Closed Saralyliu closed 3 years ago

Saralyliu commented 3 years ago

@Saralyliu Hi,

Thanks for your attention.

The pre-trained weights of resnet-v2 are obtained from the official repo of PSPNet (https://github.com/hszhao/semseg). The difference between the original resnet only lies in the layer0 where the v2 version applies the deep-stem strategy. We used resnet-v2 to reproduce CANet and we got rather comparable results to the ones reported in the paper of CANet.

The mask used in "supp_feat_4 = self.layer4(supp_feat_3*mask)" is used for screening out the redundant background region, and I remember that it will not affect the performance much, you can try it out by sending feat_3 to layer-4 without the masking operation.

The another mask used in "tmp_supp_feat_4 = tmp_supp_feat * tmp_mask" is more important, since it is used for the prior calculation.

Thank you for your reply. If I understand correctly, resnet-v2 or resnet-50 is the same for feature extractor? Recently, we run voc group0 with your code, train is the numbers of 5955,val is 1449, and the best mIoU we test is 58.57 at 124 epoch without any modifications. we can't get your 61.7 mIoU in 1-shot case. waiting for your suggestion, thank you!

tianzhuotao commented 3 years ago

Please use 1 GPU to train our model. The multi-gpu training may lead to performance deduction.

You can find more details for reproduction in this issue: https://github.com/Jia-Research-Lab/PFENet/issues/6

Saralyliu commented 3 years ago

Please use 1 GPU to train our model. The multi-gpu training may lead to performance deduction.

You can find more details for reproduction in this issue: #6

thank you, we will try again

Saralyliu commented 3 years ago

Please use 1 GPU to train our model. The multi-gpu training may lead to performance deduction.
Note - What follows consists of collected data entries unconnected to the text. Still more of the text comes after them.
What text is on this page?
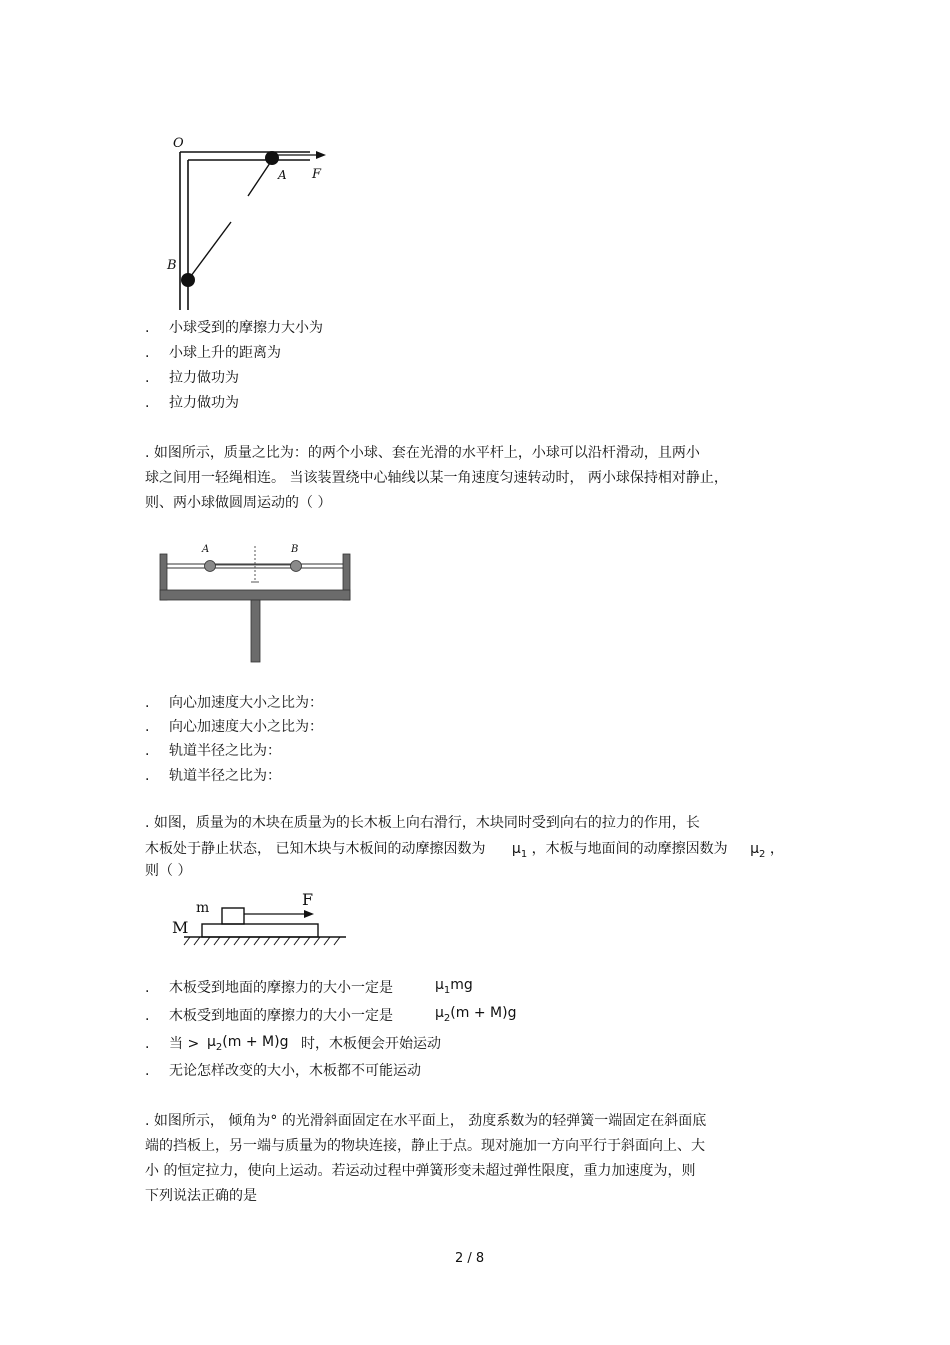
O
A F
B
. 小球受到的摩擦力大小为
. 小球上升的距离为
. 拉力做功为
. 拉力做功为
. 如图所示，质量之比为：的两个小球、套在光滑的水平杆上，小球可以沿杆滑动，且两小
球之间用一轻绳相连。 当该装置绕中心轴线以某一角速度匀速转动时， 两小球保持相对静止，
则、两小球做圆周运动的（ ）
A	B
. 向心加速度大小之比为：
. 向心加速度大小之比为：
. 轨道半径之比为：
. 轨道半径之比为：
. 如图，质量为的木块在质量为的长木板上向右滑行，木块同时受到向右的拉力的作用，长
木板处于静止状态， 已知木块与木板间的动摩擦因数为 $\mu_1$ ，木板与地面间的动摩擦因数为 $\mu_2$ ，
则（ ）
m
M
F
. 木板受到地面的摩擦力的大小一定是	$\mu_1mg$
. 木板受到地面的摩擦力的大小一定是	$\mu_2(m + M)g$
. 当 > $\mu_2(m + M)g$ 时，木板便会开始运动
. 无论怎样改变的大小，木板都不可能运动
. 如图所示， 倾角为° 的光滑斜面固定在水平面上， 劲度系数为的轻弹簧一端固定在斜面底
端的挡板上，另一端与质量为的物块连接，静止于点。现对施加一方向平行于斜面向上、大
小 的恒定拉力，使向上运动。若运动过程中弹簧形变未超过弹性限度，重力加速度为，则
下列说法正确的是
2 / 8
You can find more details for reproduction in this issue: #6

Hi, we follow the setting of issue:#6, and only get 60.1 mIoU on voc group 0. And we make a comparison with your train and test log, we cannot get a similar training log, we find that the closer result 61.4 Is get at 43 epoch and 61.14 at 119 epoch, and the best result is not the final epoch. If possible, could you upload your completed training parameters . Thank you very much.